Go for walks, if that makes you happy; get some long view, play a little, don’t read a lot in the breaks, don’t eat sweets very much. Don’t talk a lot. If you do get lung, eating meat is very helpful. Lung means air, remember, so meat is very grounding. Sugars can be very airy so they tend to promote lung. Other good foods for lung are whole grains, enough protein, yams (very good for the spleen, which is weakened by thinking too intensively or eating sweets), toast with butter and honey and nutmeg, peanut butter, and butter. Singing cures my lung!

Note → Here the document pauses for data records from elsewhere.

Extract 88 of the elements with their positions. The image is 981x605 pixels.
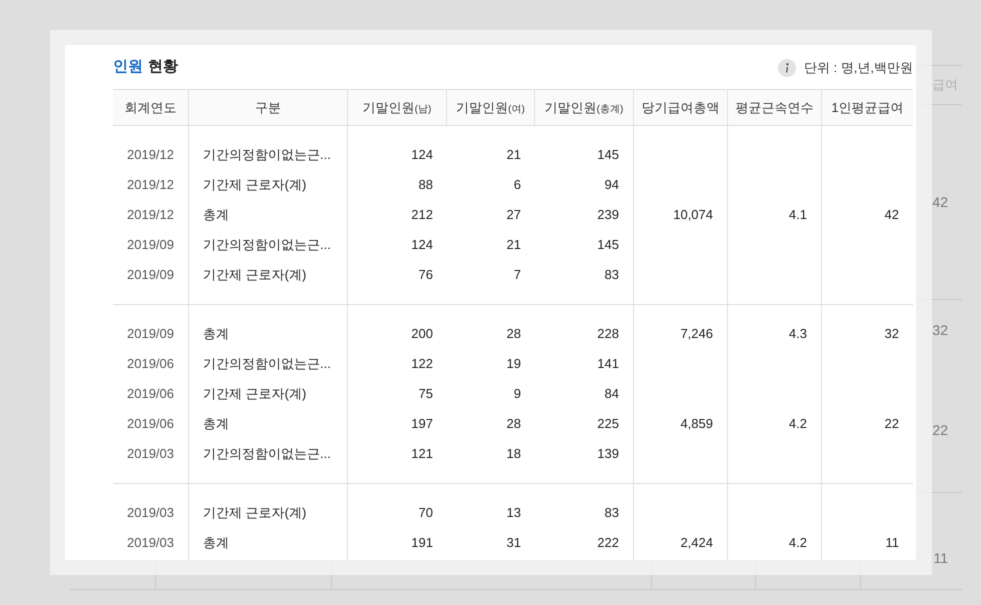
table-cell-text: 228 (597, 325, 619, 344)
table-cell-text: 145 (597, 236, 619, 254)
table-cell-text: 32 (884, 325, 899, 344)
table-cell-text: 22 (932, 420, 948, 440)
table-cell-text: 2,424 (680, 534, 713, 552)
table-cell-text: 83 (604, 266, 619, 284)
table-cell-text: 기간의정함이없는근... (203, 146, 331, 164)
table-cell-text: 4.1 (788, 206, 807, 224)
table-cell-text: 4,859 (680, 415, 713, 434)
column-header: 기말인원(총계) (544, 98, 624, 117)
table-cell-text: 27 (506, 206, 521, 224)
table-cell-text: 기간제 근로자(계) (203, 266, 306, 284)
title-text: 현황 (148, 57, 178, 78)
table-cell-text: 191 (411, 534, 433, 552)
table-cell-text: 222 (597, 534, 619, 552)
table-cell-text: 6 (514, 176, 521, 194)
table-cell-text: 2019/06 (127, 355, 174, 374)
table-cell-text: 13 (506, 504, 521, 522)
table-cell-text: 2019/06 (127, 415, 174, 434)
column-header: 구분 (255, 98, 281, 117)
table-cell-text: 239 (597, 206, 619, 224)
table-cell-text: 28 (506, 415, 521, 434)
table-cell-text: 총계 (203, 325, 229, 344)
table-cell-text: 총계 (203, 415, 229, 434)
table-cell-text: 225 (597, 415, 619, 434)
table-cell-text: 75 (418, 385, 433, 404)
table-cell-text: 11 (886, 534, 899, 552)
table-cell-text: 42 (884, 206, 899, 224)
table-cell-text: 2019/12 (127, 206, 174, 224)
info-icon (778, 58, 796, 76)
table-cell-text: 2019/03 (127, 445, 174, 464)
table-cell-text: 212 (411, 206, 433, 224)
table-cell-text: 88 (418, 176, 433, 194)
table-cell-text: 31 (506, 534, 521, 552)
table-cell-text: 200 (411, 325, 433, 344)
table-cell-text: 22 (884, 415, 899, 434)
table-cell-text: 18 (506, 445, 521, 464)
table-cell-text: 9 (514, 385, 521, 404)
table-cell-text: 2019/03 (127, 534, 174, 552)
table-cell-text: 139 (597, 445, 619, 464)
table-cell-text: 2019/12 (127, 146, 174, 164)
table-cell-text: 70 (418, 504, 433, 522)
table-cell-text: 124 (411, 146, 433, 164)
table-cell-text: 2019/03 (127, 504, 174, 522)
table-cell-text: 197 (411, 415, 433, 434)
table-cell-text: 2019/09 (127, 266, 174, 284)
table-cell-text: 2019/12 (127, 176, 174, 194)
table-cell-text: 7,246 (680, 325, 713, 344)
table-cell-text: 4.2 (788, 534, 807, 552)
column-header: 회계연도 (124, 98, 176, 117)
title-highlight: 인원 (113, 57, 143, 78)
table-cell-text: 2019/06 (127, 385, 174, 404)
column-header: 1인평균급여 (831, 98, 904, 117)
table-cell-text: 83 (604, 504, 619, 522)
table-cell-text: 145 (597, 146, 619, 164)
column-header: 기말인원(남) (362, 98, 432, 117)
table-cell-text: 총계 (203, 206, 229, 224)
table-cell-text: 11 (933, 548, 948, 568)
table-cell-text: 32 (932, 320, 948, 340)
table-cell-text: 총계 (203, 534, 229, 552)
column-header: 당기급여총액 (642, 98, 720, 117)
table-cell-text: 4.3 (788, 325, 807, 344)
table-cell-text: 기간제 근로자(계) (203, 176, 306, 194)
column-header: 평균근속연수 (736, 98, 814, 117)
table-cell-text: 10,074 (673, 206, 713, 224)
table-cell-text: 76 (418, 266, 433, 284)
table-cell-text: 19 (506, 355, 521, 374)
table-cell-text: 기간의정함이없는근... (203, 355, 331, 374)
table-cell-text: 94 (604, 176, 619, 194)
table-cell-text: 28 (506, 325, 521, 344)
table-cell-text: 2019/09 (127, 236, 174, 254)
column-header: 기말인원(여) (456, 98, 525, 117)
table-cell-text: 7 (514, 266, 521, 284)
table-cell-text: 42 (932, 192, 948, 212)
table-cell-text: 141 (597, 355, 619, 374)
table-cell-text: 84 (604, 385, 619, 404)
table-cell-text: 4.2 (788, 415, 807, 434)
table-cell-text: 2019/09 (127, 325, 174, 344)
table-cell-text: 기간제 근로자(계) (203, 385, 306, 404)
table-cell-text: 124 (411, 236, 433, 254)
table-cell-text: 기간의정함이없는근... (203, 445, 331, 464)
table-cell-text: 기간의정함이없는근... (203, 236, 331, 254)
unit-label: 단위 : 명,년,백만원 (804, 58, 913, 77)
table-cell-text: 121 (411, 445, 433, 464)
table-cell-text: 122 (411, 355, 433, 374)
table-cell-text: 21 (506, 236, 521, 254)
table-cell-text: 21 (506, 146, 521, 164)
table-cell-text: 기간제 근로자(계) (203, 504, 306, 522)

The main thing is to enjoy yourself in retreat. Make it fun. Don’t push yourself; find something enjoyable to do in the breaks. Rest if you need to. One great yogi said that on retreat, you should treat yourself like you are convalescing from a long sickness, that is, take it easy, do little activity other than retreat. Keep yourself inspired however you can. Keep the three principles of the path (seeking to end your endless cycling in samsara, attaining enlightenment for all sentient beings, and recognizing the emptiness of all phenomena, particularly the self) in your heart and mind as much as you can. And then, when lung comes, just rejoice that you can endure the hardships to purify your karmas so you can become enlightened for everyone.